Через три дня бронетранспортер, лязгая, выбирался из города на дорогу, ведущую к временному полевому аэродрому – прочь от веселой живой Праги.
В кузове, под брезентовым тентом, никто не разговаривал. Громов, прислонившись к броне, уже спал, его крепкое тело дергалось на ухабах. Другие тоже задремали – все, кроме альвов и старшины. Нефедов спиной к кабине, думая о своем.
На выезде с какой-то маленькой и тесной площади, когда матерящийся Конюхов сбросил газ, чтобы невзначай не задавить кого-нибудь, а бронетранспортер замедлил ход в пробке из гужевых повозок, Нефедов отстегнул край брезента и высунулся, чтобы покурить. И тут к нему подбежала та самая девушка в белом платье.

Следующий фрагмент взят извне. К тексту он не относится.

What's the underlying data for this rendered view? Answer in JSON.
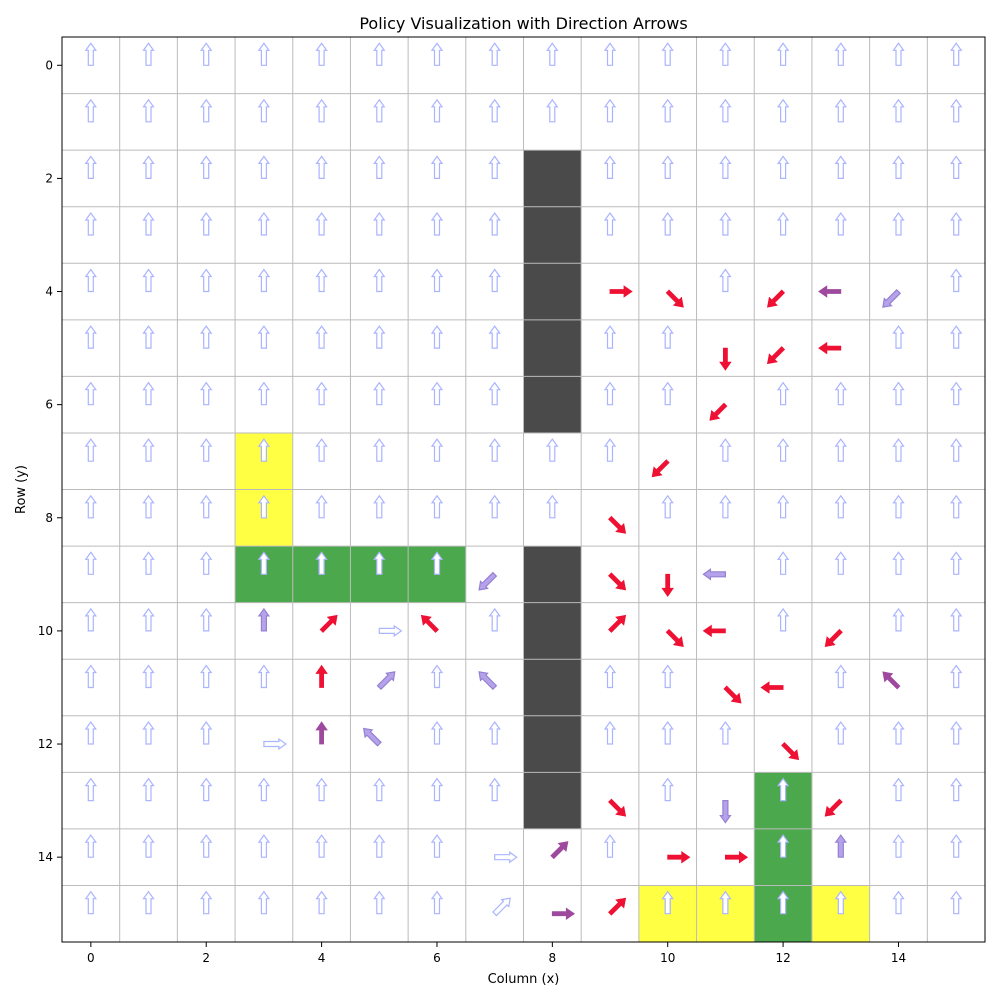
{
  "chart_data": {
    "type": "heatmap",
    "title": "Policy Visualization with Direction Arrows",
    "xlabel": "Column (x)",
    "ylabel": "Row (y)",
    "grid_size": 16,
    "xlim": [
      -0.5,
      15.5
    ],
    "ylim": [
      15.5,
      -0.5
    ],
    "x_ticks": [
      0,
      2,
      4,
      6,
      8,
      10,
      12,
      14
    ],
    "y_ticks": [
      0,
      2,
      4,
      6,
      8,
      10,
      12,
      14
    ],
    "grid": true,
    "cell_colors": {
      "obstacle": "#4a4a4a",
      "goal": "#4ca84c",
      "highlight": "#ffff44"
    },
    "arrow_colors": {
      "red": "#ee1133",
      "purple": "#993f99",
      "lightpurple": "#a48ce6",
      "light": "#aab4ff"
    },
    "obstacle_cells": [
      [
        8,
        2
      ],
      [
        8,
        3
      ],
      [
        8,
        4
      ],
      [
        8,
        5
      ],
      [
        8,
        6
      ],
      [
        8,
        9
      ],
      [
        8,
        10
      ],
      [
        8,
        11
      ],
      [
        8,
        12
      ],
      [
        8,
        13
      ]
    ],
    "goal_cells": [
      [
        3,
        9
      ],
      [
        4,
        9
      ],
      [
        5,
        9
      ],
      [
        6,
        9
      ],
      [
        12,
        13
      ],
      [
        12,
        14
      ],
      [
        12,
        15
      ]
    ],
    "highlight_cells": [
      [
        3,
        7
      ],
      [
        3,
        8
      ],
      [
        10,
        15
      ],
      [
        11,
        15
      ],
      [
        13,
        15
      ]
    ],
    "default_arrow": {
      "dir": "up",
      "color": "light"
    },
    "special_arrows": [
      {
        "x": 9,
        "y": 4,
        "dir": "right",
        "color": "red"
      },
      {
        "x": 10,
        "y": 4,
        "dir": "down-right",
        "color": "red"
      },
      {
        "x": 12,
        "y": 4,
        "dir": "down-left",
        "color": "red"
      },
      {
        "x": 13,
        "y": 4,
        "dir": "left",
        "color": "purple"
      },
      {
        "x": 14,
        "y": 4,
        "dir": "down-left",
        "color": "lightpurple"
      },
      {
        "x": 11,
        "y": 5,
        "dir": "down",
        "color": "red"
      },
      {
        "x": 12,
        "y": 5,
        "dir": "down-left",
        "color": "red"
      },
      {
        "x": 13,
        "y": 5,
        "dir": "left",
        "color": "red"
      },
      {
        "x": 11,
        "y": 6,
        "dir": "down-left",
        "color": "red"
      },
      {
        "x": 10,
        "y": 7,
        "dir": "down-left",
        "color": "red"
      },
      {
        "x": 9,
        "y": 8,
        "dir": "down-right",
        "color": "red"
      },
      {
        "x": 7,
        "y": 9,
        "dir": "down-left",
        "color": "lightpurple"
      },
      {
        "x": 9,
        "y": 9,
        "dir": "down-right",
        "color": "red"
      },
      {
        "x": 10,
        "y": 9,
        "dir": "down",
        "color": "red"
      },
      {
        "x": 11,
        "y": 9,
        "dir": "left",
        "color": "lightpurple"
      },
      {
        "x": 4,
        "y": 10,
        "dir": "up-right",
        "color": "red"
      },
      {
        "x": 5,
        "y": 10,
        "dir": "right",
        "color": "light"
      },
      {
        "x": 6,
        "y": 10,
        "dir": "up-left",
        "color": "red"
      },
      {
        "x": 9,
        "y": 10,
        "dir": "up-right",
        "color": "red"
      },
      {
        "x": 10,
        "y": 10,
        "dir": "down-right",
        "color": "red"
      },
      {
        "x": 11,
        "y": 10,
        "dir": "left",
        "color": "red"
      },
      {
        "x": 13,
        "y": 10,
        "dir": "down-left",
        "color": "red"
      },
      {
        "x": 3,
        "y": 10,
        "dir": "up",
        "color": "lightpurple"
      },
      {
        "x": 4,
        "y": 11,
        "dir": "up",
        "color": "red"
      },
      {
        "x": 5,
        "y": 11,
        "dir": "up-right",
        "color": "lightpurple"
      },
      {
        "x": 7,
        "y": 11,
        "dir": "up-left",
        "color": "lightpurple"
      },
      {
        "x": 11,
        "y": 11,
        "dir": "down-right",
        "color": "red"
      },
      {
        "x": 12,
        "y": 11,
        "dir": "left",
        "color": "red"
      },
      {
        "x": 14,
        "y": 11,
        "dir": "up-left",
        "color": "purple"
      },
      {
        "x": 3,
        "y": 12,
        "dir": "right",
        "color": "light"
      },
      {
        "x": 4,
        "y": 12,
        "dir": "up",
        "color": "purple"
      },
      {
        "x": 5,
        "y": 12,
        "dir": "up-left",
        "color": "lightpurple"
      },
      {
        "x": 12,
        "y": 12,
        "dir": "down-right",
        "color": "red"
      },
      {
        "x": 9,
        "y": 13,
        "dir": "down-right",
        "color": "red"
      },
      {
        "x": 11,
        "y": 13,
        "dir": "down",
        "color": "lightpurple"
      },
      {
        "x": 13,
        "y": 13,
        "dir": "down-left",
        "color": "red"
      },
      {
        "x": 7,
        "y": 14,
        "dir": "right",
        "color": "light"
      },
      {
        "x": 8,
        "y": 14,
        "dir": "up-right",
        "color": "purple"
      },
      {
        "x": 10,
        "y": 14,
        "dir": "right",
        "color": "red"
      },
      {
        "x": 11,
        "y": 14,
        "dir": "right",
        "color": "red"
      },
      {
        "x": 13,
        "y": 14,
        "dir": "up",
        "color": "lightpurple"
      },
      {
        "x": 7,
        "y": 15,
        "dir": "up-right",
        "color": "light"
      },
      {
        "x": 8,
        "y": 15,
        "dir": "right",
        "color": "purple"
      },
      {
        "x": 9,
        "y": 15,
        "dir": "up-right",
        "color": "red"
      }
    ]
  }
}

Ее лицо было серьезным, и в руках она теперь сжимала не охапку сирени, а небольшой, туго свернутый свиток пергамента.
– Пан солдат! – крикнула она, сунув ему свиток. – Для вас передали!
Прежде чем озадаченный старшина успел что-то сказать, девушка исчезла среди громыхающих повозок и конского ржания. Развернув свиток, старшина увидел искусно вычерченную схему старых катакомб – но не Вышеградских, а под самим Пражским Градом. На полях убористым почерком было выведено по-русски: «Она не единственная. Ищите там, где спит Король-алхимик».
Нефедов медленно свернул пергамент и спрятал за пазухой. Кто эта девушка? От кого послание? Вопросов стало только больше, и разбираться с ними придется. Но – потом.
Рядом, на носилках, тихо дышала Элишка. За три дня в госпитале она почти оправилась, но слабость все еще ее не отпускала. Отправиться в Советский Союз она согласилась только вместе с Охотниками, как ее ни уговаривали врачи.
Рука девушки приподнялась, ее пальцы тронули старшину за колено. Нефедов нагнулся. Его лицо, жесткое и грубоватое, будто бы вырезанное из камня талантливым, но небрежным скульптором, смягчилось.
– Все будет хорошо, – сказал он, и его голос прозвучал непривычно мягко, почти ласково. – У нас тебя вылечат, на ноги поставят, даже не сомневайся. Там спецы что надо.
Элишка слабо улыбнулась, ее глаза блестели в сумраке.
– Вы потом... найдете меня? Мы встретимся? Ну, пообещайте же… – прошептала девушка еле слышно, детски-беззащитно.
Нефедов помолчал, глядя в ее серьезные, очень взрослые глаза. Потом кивнул.
– Обещаю, – сказал он.
Элишка кивнула и снова закрыла глаза.
Нефедов повернулся и через маленькое окошко заглянул в кабину, глядя на то, как впереди под колеса стелется дорога. Где-то там, на востоке, ждали новые тени. Командир Особого взвода был готов к этому, и ему нечего было терять. Кроме такого хрупкого и такого странного обещания.
–––––––––
* Утопенцы – маринованные шпикачки, традиционная чешская закуска к пиву.